Key Laboratory of Pharmacology of Traditional Chinese Medical Formulae, Ministry of Education, Tianjin University of Traditional Chinese Medicine, Tianjin 301617, China.
Key Laboratory of Component-Based Chinese Medicine, Tianjin University of Traditional Chinese Medicine, Tianjin 301617, China.
Int J Mol Sci. 2022 Oct 8;23(19):11945. doi: 10.3390/ijms231911945.

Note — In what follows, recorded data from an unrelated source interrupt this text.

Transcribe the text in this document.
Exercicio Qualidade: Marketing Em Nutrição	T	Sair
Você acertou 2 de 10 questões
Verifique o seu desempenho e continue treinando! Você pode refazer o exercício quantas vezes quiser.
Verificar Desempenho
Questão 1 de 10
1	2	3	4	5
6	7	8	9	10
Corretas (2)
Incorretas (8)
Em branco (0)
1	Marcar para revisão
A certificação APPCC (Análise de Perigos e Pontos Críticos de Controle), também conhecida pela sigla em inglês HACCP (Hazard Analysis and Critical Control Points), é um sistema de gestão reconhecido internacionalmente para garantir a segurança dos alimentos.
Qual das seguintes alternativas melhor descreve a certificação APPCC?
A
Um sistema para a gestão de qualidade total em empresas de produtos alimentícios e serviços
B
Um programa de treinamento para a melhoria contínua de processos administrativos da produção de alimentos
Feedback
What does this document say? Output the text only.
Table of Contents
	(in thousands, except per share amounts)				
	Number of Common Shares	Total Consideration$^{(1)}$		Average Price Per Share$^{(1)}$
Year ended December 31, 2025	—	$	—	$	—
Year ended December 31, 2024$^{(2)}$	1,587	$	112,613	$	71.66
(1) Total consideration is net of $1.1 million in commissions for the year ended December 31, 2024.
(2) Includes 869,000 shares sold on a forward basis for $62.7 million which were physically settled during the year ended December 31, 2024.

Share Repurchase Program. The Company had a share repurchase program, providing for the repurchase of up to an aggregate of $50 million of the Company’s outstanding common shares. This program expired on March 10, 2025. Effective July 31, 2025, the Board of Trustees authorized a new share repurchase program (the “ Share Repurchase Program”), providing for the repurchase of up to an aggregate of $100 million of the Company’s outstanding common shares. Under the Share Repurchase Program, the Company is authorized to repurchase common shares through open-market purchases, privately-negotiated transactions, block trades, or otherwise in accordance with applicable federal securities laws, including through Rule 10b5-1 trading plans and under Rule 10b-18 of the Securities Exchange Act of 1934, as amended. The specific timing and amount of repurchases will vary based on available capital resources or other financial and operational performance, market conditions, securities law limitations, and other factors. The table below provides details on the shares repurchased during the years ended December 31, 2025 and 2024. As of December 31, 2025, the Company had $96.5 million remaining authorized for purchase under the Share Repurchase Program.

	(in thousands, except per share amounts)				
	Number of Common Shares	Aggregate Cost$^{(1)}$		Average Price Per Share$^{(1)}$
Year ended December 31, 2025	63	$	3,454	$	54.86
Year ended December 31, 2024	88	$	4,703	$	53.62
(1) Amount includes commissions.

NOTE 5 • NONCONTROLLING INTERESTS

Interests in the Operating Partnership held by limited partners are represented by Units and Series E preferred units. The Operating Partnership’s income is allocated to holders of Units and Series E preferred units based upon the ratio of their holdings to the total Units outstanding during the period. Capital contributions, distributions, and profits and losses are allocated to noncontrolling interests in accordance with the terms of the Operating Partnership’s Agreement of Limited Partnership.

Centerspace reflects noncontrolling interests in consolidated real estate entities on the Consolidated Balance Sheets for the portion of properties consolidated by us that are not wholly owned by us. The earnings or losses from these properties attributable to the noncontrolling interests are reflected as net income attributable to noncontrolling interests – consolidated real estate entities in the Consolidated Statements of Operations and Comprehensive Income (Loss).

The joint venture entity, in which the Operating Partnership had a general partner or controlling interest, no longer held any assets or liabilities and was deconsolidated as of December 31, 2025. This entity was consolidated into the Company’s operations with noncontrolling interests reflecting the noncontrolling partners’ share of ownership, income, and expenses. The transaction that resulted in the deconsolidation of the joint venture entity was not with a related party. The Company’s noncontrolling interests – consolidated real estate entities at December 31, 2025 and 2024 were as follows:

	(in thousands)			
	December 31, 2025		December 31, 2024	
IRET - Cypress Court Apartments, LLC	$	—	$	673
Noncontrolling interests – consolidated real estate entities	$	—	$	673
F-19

Drug-induced liver injury (DILI) is the most common adverse effect of numerous drugs and a leading cause of drug withdrawal from the market. In recent years, the incidence of DILI has increased. However, diagnosing DILI remains challenging because of the lack of specific biomarkers. Hence, we used machine learning (ML) to mine multiple microarrays and identify useful genes that could contribute to diagnosing DILI. In this prospective study, we screened six eligible microarrays from the Gene Expression Omnibus (GEO) database. First, 21 differentially expressed genes (DEGs) were identified in the training set. Subsequently, a functional enrichment analysis of the DEGs was performed. We then used six ML algorithms to identify potentially useful genes. Based on receiver operating characteristic (ROC), four genes, DDIT3, GADD45A, SLC3A2, and RBM24, were identified. The average values of the area under the curve (AUC) for these four genes were higher than 0.8 in both the training and testing sets. In addition, the results of immune cell correlation analysis showed that these four genes were highly significantly correlated with multiple immune cells. Our study revealed that DDIT3, GADD45A, SLC3A2, and RBM24 could be biomarkers contributing to the identification of patients with DILI.
药物性肝损伤(DILI)是许多药物最常见的不良反应,也是导致药物从市场上撤出的主要原因。近年来,DILI 的发病率有所增加。然而,由于缺乏特异性生物标志物,DILI 的诊断仍然具有挑战性。因此,我们使用机器学习(ML)挖掘多个微阵列并识别有助于诊断 DILI 的有用基因。在这项前瞻性研究中,我们从基因表达综合数据库(GEO)筛选了六个合格的微阵列。首先,在训练集中鉴定出 21 个差异表达基因(DEGs)。然后,对 DEGs 进行了功能富集分析。然后,我们使用六个 ML 算法来识别潜在有用的基因。基于接收者操作特征(ROC),鉴定出了四个可能有用的基因,即 DDIT3、GADD45A、SLC3A2 和 RBM24。这四个基因在训练集和测试集中的曲线下面积(AUC)平均值均高于 0.8。此外,免疫细胞相关性分析的结果表明,这四个基因与多种免疫细胞高度显著相关。我们的研究表明,DDIT3、GADD45A、SLC3A2 和 RBM24 可能是有助于识别 DILI 患者的生物标志物。